Mit einem Offenen Brief hat der evangelische Pfarrer Ralf Ruckert auf eine Forderung des CDU-Vizefraktionschefs Günter Krings reagiert, dass die Kirchen in bestimmten Kirchenasyl-Fällen eine längerfristige finanzielle Verantwortung übernehmen sollen. Die Kirchen hätten andere Härtefallkriterien als das Bundesamt für Migration und Flüchtlinge (BAMF) „und oft genug die Verwaltungsgerichte“, schrieb der Biedenkopfer Pfarrer in dem am Sonntag veröffentlichten Brief.
Bei einem Fall in seiner früheren Kirchengemeinde in Lahntal sollte eine Familie mit drei kleinen Kindern aufgrund des Dublin-Verfahrens getrennt abgeschoben werden, erläuterte der Pfarrer in dem Brief und am Montag auf Anfrage des Evangelischen Pressedienstes (epd). „Das ist aus meiner Sicht ein eklatanter Verstoß gegen die Kinderrechtskonvention“, sagte Ruckert.

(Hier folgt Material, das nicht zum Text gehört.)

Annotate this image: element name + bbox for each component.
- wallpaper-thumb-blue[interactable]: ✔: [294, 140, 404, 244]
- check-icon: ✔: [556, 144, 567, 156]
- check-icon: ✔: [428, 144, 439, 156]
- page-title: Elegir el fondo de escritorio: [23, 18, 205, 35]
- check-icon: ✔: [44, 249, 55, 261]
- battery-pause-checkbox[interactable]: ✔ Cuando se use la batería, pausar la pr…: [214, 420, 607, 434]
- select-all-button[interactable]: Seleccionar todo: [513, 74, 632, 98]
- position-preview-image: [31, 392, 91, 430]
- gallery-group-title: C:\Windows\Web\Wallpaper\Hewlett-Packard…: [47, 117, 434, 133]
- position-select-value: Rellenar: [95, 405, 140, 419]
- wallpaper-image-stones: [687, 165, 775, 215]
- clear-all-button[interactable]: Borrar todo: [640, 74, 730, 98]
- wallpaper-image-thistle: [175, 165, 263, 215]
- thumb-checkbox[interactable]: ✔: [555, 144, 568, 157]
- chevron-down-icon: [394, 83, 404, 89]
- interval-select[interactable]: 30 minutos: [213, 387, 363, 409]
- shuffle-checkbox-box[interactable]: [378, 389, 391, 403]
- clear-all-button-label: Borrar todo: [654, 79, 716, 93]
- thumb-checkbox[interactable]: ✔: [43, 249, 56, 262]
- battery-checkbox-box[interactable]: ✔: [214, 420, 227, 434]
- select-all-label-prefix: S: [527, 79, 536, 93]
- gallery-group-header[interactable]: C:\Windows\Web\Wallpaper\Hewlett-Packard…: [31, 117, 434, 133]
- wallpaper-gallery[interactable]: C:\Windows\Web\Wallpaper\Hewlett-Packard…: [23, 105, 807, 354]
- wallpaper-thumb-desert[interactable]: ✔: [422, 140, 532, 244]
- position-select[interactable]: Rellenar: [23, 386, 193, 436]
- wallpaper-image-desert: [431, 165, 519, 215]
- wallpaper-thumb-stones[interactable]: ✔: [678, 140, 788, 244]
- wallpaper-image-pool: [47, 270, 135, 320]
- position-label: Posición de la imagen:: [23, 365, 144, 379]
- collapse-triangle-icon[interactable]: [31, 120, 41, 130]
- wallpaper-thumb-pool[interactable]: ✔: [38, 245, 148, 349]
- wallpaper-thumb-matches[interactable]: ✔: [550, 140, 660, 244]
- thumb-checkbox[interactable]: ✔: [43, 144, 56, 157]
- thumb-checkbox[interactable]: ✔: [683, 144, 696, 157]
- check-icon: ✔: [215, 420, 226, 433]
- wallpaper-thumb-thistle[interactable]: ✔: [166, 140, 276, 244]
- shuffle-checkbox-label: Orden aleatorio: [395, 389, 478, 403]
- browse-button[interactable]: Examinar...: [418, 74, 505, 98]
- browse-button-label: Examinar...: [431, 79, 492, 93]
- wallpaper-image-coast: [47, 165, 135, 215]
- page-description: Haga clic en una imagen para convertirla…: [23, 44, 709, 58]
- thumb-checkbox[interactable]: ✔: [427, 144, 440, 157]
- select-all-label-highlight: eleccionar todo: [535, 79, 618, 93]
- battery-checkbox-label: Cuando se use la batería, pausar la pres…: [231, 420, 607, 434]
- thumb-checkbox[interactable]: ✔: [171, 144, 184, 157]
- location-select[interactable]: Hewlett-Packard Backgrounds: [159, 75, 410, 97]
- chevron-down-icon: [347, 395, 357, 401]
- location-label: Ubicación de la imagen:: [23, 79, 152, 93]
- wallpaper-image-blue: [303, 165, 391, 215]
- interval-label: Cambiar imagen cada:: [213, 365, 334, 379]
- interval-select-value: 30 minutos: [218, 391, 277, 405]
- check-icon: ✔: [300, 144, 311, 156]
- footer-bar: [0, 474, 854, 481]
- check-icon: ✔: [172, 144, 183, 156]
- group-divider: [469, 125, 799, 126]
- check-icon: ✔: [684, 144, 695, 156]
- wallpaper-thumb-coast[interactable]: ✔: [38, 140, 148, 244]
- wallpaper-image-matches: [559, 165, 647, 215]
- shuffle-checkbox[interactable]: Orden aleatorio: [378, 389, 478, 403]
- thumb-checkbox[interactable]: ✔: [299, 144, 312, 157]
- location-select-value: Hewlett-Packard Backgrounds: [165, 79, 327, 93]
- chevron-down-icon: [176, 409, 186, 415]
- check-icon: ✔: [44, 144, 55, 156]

Ehe und Familie seien im Grundgesetz geschützt. „Die Kinderrechtskonvention muss doch das höhere Gut sein.“
Das sogenannte Dublin-Verfahren soll sicherstellen, dass jeder Asylantrag in der EU nur durch einen Staat geprüft wird. Krings hatte der „Welt“ (Samstag) gesagt: „Wenn Kirchen in Dublin-Fällen Asyl gewähren, wäre dies glaubhafter, wenn sie auch insgesamt Verantwortung für die Schutzsuchenden übernehmen. Wenn durch das Kirchenasyl eine Rückführung nicht mehr erfolgen kann, sollte sie konsequenterweise auch dauerhaft die Betroffenen beherbergen und betreuen.“
Das Dublin-System sei schlecht, kritisierte Ruckert. Unter den Dublin-Fällen, in denen seine ehemalige Kirchengemeinde Schutz bot, seien auch volljährige Familienmitglieder gewesen, die in der Gefahr standen, vom Rest der Familie getrennt zu werden. „Erwiesenermaßen sind die Integrationschancen und damit die Möglichkeit, als positiv-produktives Glied die Gesellschaft zu unterstützen, größer, wenn Menschen ihre familiären Bindungen leben können“, schrieb er.
Er wünsche sich im Zusammenhang mit Flucht sachliche Argumente und mehr humanitäre Angemessenheit sowie „einen Jobmotor für Geflüchtete, der auch ihre Qualifikation berücksichtigt“: Eine geflüchtete Juristin etwa müsse auch ihren Qualifikationen gemäß eingesetzt werden, sagte Ruckert. Außerdem fordere er ein „besseres System“ als die Kombination aus BAMF und Verwaltungsgerichten, „die nichts miteinander zu tun haben und überlastet sind“.